Helen Anne Curry was a CRASSH Early Career Fellow in Lent 2016. She is currently a CRASSH Pro Futura Scientia Fellow, spending the first year of her fellowship at the Swedish Collegium in Uppsala. We asked her five questions about her fascinating book, Evolution Made to Order: Plant Breeding and Technological Innovation in Twentieth Century America (University of Chicago Press, 2016).

Q. As a Pro Futura Scientia Fellow, could you tell us a little about the programme as well as the research you are conducting at the Swedish Collegium for Advanced Study? 

The CRASSH Pro Futura Scientia fellowship provides three years of research leave, one year of which is spent in residence in Uppsala at the Swedish Collegium for Advanced Study (SCAS) and two at CRASSH in Cambridge. This fellowship has offered me an extraordinary opportunity to develop further my research on the history of seed banking as a strategy for conserving crop genetic diversity, and to complete a book linked to that research tentatively titled Endangered Maize. I’ve spent my first months at SCAS writing the early chapters of Endangered Maize, which will explore the history of various efforts that have been made over the past century to collect and preserve diverse varieties of maize (or corn) in the Americas.

 

Q. What is your monograph, Evolution Made to Order, about? 

Evolution Made to Order is a history of what I call early genetic technologies, various techniques and tools that were understood in the mid-twentieth century to enable unprecedented control over genes and therefore new opportunities for creating plants and animals ‘to order’. These technologies, which include x-rays, radioisotopes, and a chromosome-altering compound called colchicine, aren’t tools that have been typically included in our histories of biotechnology. But they were in fact imagined by many people as enabling precise genetic manipulation, if not already then in the near future. As I show, experimentation in the United States with all three as tools for creating new crops and flowers was widespread.

Q. What would people be surprised to learn about the subject?

One of the most striking aspects of the story, beyond the central claim that attempts at genetic engineering have a longer history than we typically recognize, is the appreciation of and engagement with these technologies by many people, not just experimental biologists or plant breeders. In the 1930s and 40s, for example, some home gardeners were eager to obtain colchicine and conduct their own experiments in genetic manipulation using common garden flowers and vegetables. Similarly, in the 1960s there was a fad for purchasing ‘Atomic Energized’ seeds, which companies claimed had been exposed to radiation and might, as a result, have mutated into unusual new forms and colours.
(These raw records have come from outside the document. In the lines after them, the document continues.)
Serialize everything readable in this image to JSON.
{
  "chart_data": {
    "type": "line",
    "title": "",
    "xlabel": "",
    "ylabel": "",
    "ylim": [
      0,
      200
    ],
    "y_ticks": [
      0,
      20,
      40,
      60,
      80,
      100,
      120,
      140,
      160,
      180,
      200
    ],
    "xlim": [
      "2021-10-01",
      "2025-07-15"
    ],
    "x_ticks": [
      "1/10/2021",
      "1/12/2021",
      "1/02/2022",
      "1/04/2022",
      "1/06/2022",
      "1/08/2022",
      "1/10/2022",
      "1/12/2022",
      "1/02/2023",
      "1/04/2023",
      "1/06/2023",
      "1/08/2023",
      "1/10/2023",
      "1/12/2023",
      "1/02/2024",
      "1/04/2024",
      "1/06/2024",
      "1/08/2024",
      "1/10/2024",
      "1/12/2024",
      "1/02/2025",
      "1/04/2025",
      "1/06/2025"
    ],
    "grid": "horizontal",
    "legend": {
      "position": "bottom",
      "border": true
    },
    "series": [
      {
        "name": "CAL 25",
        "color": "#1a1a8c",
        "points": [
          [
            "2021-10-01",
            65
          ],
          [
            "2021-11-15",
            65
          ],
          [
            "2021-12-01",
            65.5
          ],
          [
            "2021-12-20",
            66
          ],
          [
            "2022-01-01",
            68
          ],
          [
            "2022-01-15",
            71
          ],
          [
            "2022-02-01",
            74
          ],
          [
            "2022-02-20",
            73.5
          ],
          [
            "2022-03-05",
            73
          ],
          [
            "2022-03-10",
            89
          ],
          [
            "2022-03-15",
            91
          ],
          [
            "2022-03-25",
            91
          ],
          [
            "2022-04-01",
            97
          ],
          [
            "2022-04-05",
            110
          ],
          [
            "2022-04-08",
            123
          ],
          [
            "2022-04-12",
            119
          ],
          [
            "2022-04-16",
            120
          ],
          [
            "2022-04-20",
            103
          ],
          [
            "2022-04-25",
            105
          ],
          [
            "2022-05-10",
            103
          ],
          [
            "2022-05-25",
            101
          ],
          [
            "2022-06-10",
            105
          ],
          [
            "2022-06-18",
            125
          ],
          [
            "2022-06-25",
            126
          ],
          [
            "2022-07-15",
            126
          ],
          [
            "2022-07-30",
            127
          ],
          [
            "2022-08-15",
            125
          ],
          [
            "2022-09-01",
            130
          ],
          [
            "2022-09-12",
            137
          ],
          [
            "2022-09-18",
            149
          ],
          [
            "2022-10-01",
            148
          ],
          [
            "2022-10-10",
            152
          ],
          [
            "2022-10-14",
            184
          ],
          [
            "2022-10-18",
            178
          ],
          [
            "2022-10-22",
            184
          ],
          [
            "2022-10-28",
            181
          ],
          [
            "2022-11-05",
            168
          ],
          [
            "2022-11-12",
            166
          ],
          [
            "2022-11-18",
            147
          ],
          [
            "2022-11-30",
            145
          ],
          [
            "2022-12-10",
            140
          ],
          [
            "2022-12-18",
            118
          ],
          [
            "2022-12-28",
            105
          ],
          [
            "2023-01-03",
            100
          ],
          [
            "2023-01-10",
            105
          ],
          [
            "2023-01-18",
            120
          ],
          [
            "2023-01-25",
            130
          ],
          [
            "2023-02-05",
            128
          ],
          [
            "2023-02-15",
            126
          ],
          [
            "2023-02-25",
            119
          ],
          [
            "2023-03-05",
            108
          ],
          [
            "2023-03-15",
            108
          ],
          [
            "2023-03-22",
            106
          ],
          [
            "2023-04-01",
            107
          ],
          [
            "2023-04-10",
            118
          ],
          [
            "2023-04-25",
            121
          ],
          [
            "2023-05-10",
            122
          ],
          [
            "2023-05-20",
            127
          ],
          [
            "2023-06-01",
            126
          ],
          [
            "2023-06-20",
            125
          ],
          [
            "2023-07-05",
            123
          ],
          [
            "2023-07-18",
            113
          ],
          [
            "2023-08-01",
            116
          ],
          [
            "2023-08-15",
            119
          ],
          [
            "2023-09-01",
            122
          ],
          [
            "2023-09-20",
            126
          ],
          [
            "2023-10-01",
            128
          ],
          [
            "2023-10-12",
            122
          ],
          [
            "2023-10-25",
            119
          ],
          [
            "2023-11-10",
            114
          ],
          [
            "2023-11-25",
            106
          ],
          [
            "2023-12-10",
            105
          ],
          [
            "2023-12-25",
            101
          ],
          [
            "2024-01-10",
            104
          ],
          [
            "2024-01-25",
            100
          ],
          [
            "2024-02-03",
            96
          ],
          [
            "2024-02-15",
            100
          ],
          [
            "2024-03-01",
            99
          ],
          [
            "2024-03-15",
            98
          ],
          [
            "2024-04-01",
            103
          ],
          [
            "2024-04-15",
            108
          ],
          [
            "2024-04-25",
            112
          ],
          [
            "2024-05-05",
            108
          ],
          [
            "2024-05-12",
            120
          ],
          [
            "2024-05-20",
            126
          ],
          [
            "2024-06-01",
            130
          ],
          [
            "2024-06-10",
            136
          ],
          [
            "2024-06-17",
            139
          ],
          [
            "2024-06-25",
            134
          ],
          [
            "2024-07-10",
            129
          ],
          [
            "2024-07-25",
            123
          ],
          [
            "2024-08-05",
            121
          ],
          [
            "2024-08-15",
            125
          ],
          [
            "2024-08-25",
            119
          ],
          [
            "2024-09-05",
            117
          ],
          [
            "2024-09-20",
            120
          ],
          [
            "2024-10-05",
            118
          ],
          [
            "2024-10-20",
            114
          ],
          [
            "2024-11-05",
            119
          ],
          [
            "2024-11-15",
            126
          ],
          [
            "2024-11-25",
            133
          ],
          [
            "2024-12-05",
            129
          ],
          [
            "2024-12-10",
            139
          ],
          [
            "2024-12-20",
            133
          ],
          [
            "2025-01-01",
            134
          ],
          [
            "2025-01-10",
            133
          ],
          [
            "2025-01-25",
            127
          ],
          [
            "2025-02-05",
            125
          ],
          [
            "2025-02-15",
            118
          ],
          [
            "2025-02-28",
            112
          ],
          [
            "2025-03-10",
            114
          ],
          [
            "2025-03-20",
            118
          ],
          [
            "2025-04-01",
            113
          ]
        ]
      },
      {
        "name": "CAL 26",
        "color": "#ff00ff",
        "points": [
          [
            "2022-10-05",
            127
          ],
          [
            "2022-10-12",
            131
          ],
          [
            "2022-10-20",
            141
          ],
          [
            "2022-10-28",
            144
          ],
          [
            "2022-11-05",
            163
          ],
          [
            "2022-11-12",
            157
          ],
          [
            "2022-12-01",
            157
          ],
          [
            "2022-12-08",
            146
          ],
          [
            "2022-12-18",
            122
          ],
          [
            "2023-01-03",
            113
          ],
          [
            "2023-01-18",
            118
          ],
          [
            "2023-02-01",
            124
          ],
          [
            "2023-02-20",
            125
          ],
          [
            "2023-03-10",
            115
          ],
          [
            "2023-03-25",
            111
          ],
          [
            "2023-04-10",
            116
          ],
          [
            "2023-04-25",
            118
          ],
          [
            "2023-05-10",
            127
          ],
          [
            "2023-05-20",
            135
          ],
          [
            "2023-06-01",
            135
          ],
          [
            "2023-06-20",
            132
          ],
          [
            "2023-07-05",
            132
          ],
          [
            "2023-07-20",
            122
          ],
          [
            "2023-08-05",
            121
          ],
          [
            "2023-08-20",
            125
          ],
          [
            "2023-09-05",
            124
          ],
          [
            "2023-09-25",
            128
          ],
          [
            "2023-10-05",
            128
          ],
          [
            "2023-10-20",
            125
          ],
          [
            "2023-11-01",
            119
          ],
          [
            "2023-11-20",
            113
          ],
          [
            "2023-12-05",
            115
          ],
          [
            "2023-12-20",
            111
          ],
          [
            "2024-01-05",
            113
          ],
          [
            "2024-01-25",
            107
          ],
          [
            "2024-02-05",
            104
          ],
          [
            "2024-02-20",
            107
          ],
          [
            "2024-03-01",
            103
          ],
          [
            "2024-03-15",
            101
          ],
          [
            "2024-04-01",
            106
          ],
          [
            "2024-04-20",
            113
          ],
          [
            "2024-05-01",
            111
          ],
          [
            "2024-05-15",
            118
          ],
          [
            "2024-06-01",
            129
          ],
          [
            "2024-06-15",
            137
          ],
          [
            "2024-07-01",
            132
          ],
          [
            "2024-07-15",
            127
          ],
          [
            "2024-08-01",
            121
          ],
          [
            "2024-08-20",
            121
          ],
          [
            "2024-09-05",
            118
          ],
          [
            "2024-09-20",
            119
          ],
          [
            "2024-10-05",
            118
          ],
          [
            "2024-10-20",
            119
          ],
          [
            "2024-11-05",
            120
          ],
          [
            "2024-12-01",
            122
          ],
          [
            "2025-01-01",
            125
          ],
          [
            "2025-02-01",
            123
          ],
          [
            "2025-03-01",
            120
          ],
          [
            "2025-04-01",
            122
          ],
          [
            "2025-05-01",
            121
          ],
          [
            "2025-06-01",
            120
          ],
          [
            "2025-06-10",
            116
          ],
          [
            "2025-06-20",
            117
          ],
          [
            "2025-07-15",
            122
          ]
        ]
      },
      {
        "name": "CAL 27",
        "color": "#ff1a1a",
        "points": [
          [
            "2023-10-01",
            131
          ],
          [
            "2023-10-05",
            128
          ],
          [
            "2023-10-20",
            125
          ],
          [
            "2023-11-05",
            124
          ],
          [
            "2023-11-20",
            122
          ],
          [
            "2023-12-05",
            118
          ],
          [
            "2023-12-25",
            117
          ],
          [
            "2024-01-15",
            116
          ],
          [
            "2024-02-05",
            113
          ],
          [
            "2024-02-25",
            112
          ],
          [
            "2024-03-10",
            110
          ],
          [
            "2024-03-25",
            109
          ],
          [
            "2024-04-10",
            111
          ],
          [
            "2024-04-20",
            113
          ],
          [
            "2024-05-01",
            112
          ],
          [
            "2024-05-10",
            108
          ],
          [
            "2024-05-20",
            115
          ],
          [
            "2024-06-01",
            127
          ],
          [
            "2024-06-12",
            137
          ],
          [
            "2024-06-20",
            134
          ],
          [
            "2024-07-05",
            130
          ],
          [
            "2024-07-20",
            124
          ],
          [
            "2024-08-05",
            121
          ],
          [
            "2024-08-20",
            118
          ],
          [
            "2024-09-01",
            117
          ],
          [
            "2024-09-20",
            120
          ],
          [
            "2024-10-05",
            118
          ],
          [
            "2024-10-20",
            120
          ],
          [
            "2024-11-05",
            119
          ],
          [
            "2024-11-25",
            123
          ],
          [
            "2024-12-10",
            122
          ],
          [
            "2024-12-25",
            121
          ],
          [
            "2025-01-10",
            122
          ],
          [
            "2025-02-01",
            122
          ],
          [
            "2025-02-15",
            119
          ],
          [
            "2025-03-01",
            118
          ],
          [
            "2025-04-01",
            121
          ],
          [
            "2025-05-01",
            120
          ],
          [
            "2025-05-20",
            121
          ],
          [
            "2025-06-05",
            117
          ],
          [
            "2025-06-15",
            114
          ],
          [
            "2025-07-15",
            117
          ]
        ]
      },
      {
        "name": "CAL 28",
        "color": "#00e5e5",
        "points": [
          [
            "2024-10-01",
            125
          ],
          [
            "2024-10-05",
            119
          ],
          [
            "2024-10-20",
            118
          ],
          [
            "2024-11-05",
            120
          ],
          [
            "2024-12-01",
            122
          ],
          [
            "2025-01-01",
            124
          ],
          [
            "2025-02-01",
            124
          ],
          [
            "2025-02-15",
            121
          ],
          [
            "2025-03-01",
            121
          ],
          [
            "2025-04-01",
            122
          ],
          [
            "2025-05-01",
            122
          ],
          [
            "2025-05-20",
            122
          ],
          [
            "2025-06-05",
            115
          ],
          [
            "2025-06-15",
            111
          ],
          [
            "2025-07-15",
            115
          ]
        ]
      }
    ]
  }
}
Q. Why is this an important book?

In telling the history of early genetic technologies, Evolution Made to Order situates these not only amidst the relevant developments in biological science but also the history of technology. Historians have tended to see the development of biotechnology as a distinct area within the history of technology, one in which biologists worked away at biological problems. But I argue that it is impossible to understand the emergence of and enthusiasm for genetic technologies apart from the broader history of technological innovation in America. The early technologies that I cover in the book were completely entangled in other areas of innovation and industrial production—electro-mechanical, chemical, nuclear—both in terms of their material production and in the outcomes anticipated from them. Many Americans envisioned and enacted the process of innovating living organisms, in this case new breeds of agricultural crops and garden flowers, little differently from that of innovating any other modern industrial product.

Q. Where might one find a copy?

The book is available from the University of Chicago Press and Amazon.

Bonus question (if you dare): Please summarise Evolution Made to Order in a tweet.

X-rays. Toxic chemicals. Radioisotopes. Though it seems strange today, all were once considered harbingers of an agricultural revolution, tools that would allow crops to be engineered ‘to order’. Evolution Made to Order explores these early genetic technologies, offering an unexpected new perspective on the history of biotechnology.